One project currently under development is Initial 4D, which seeks to improve aircraft trajectories by adding the dimension of time to current 3D models. By evolving the onboard FMS (Flight Management System) and ground ATM equipment, Initial 4D will allow the pilot and ground control to visualize where the aircraft will be, thus enabling them to gain a real vision of the traffic over a longer period. It will therefore allow greater precision in managing air traffic.
Thales is also working on improving taxiing, thanks to the Digital Taxi solution. At the moment, taxiing authorisations are communicated to pilots orally by radio – which can result in misunderstandings and, at busy airports, saturated radio frequencies. “Digital Taxi will allow ground control to send taxiing directions digitally via data link”, explains Priouzeau, “thus eliminating the potential for miscommunication – and enhancing safety.”
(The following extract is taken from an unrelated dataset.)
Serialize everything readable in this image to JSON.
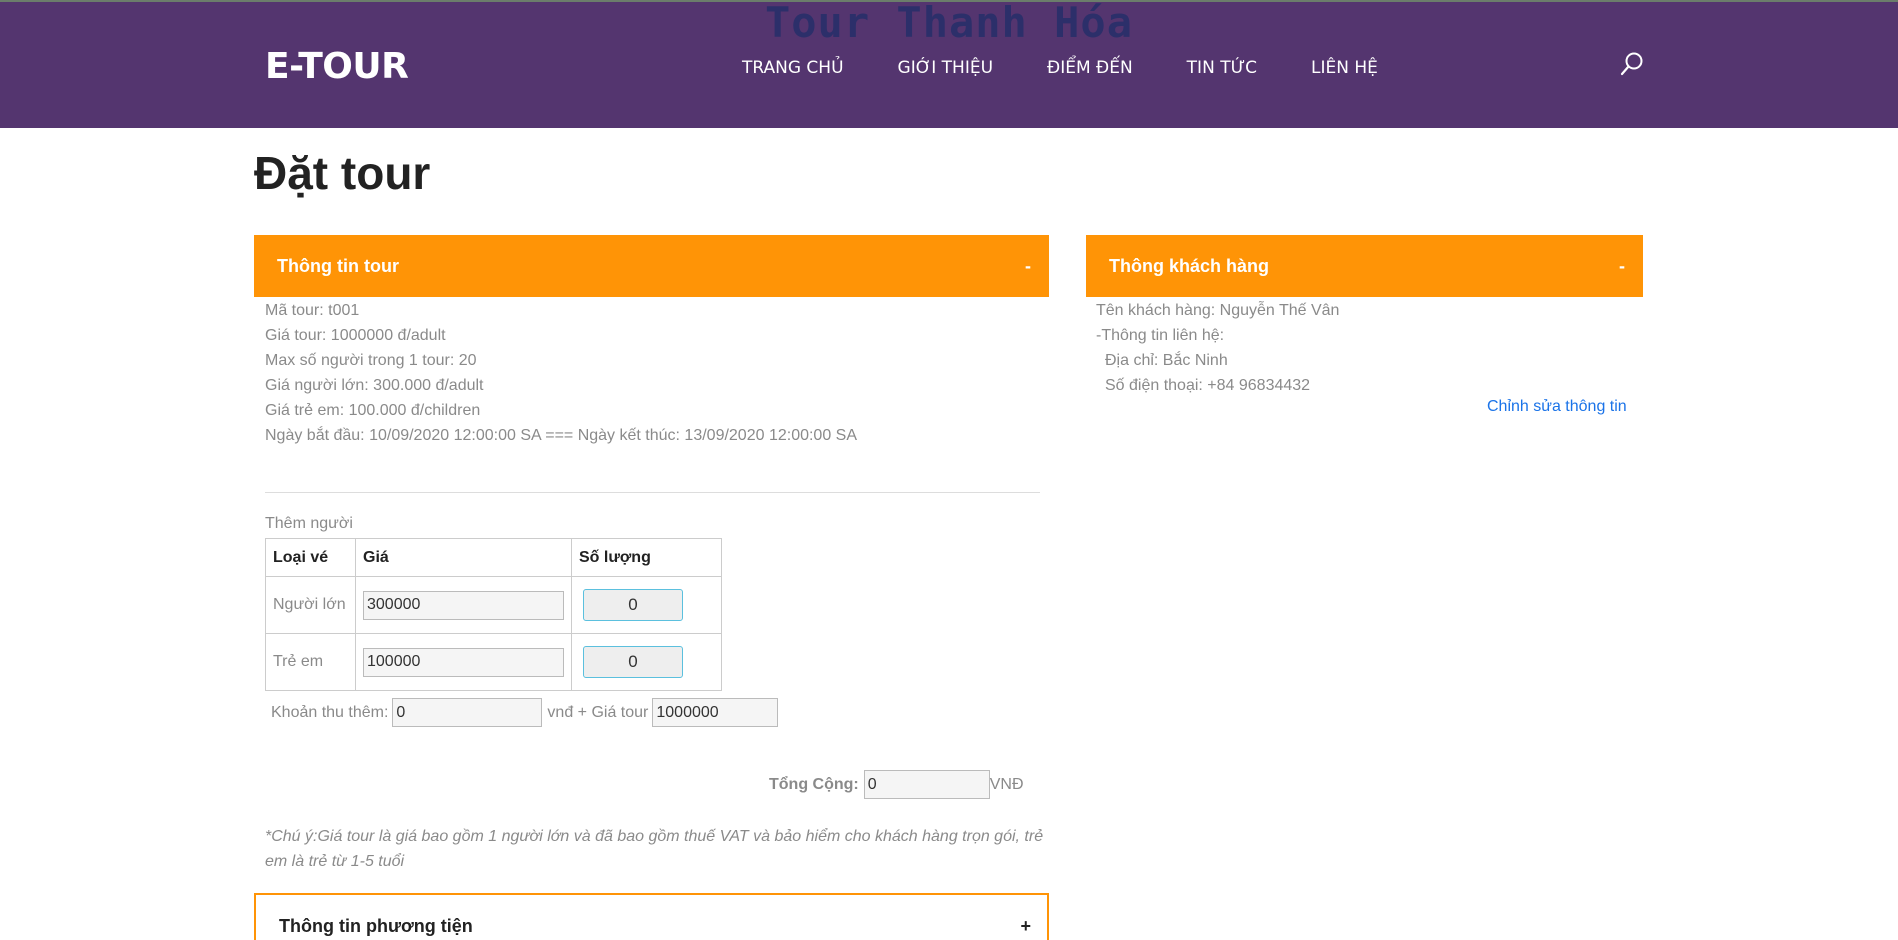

Trials of Digital Taxi will begin this year using Thales’s Airlab. This collaborative flight simulation environment combines ATM software with authentic avionics functions, allowing new solutions to be evaluated before they undergo flight testing. The tool is extremely valuable for SESAR – and is set to be used more and more as the Development phase reaches its peak.
SESAR (Single European Sky ATM Research)is a public-private joint undertaking that aims to prepare the industry for the threefold increase in air traffic expected by 2020. As well as reducing the environmental impact of flying and cutting ATM costs, the initiative seeks to improve safety. SESAR was created by the European Commission and Eurocontrol in 2007, and now comprises 50 partners, including airports, airlines and manufacturers.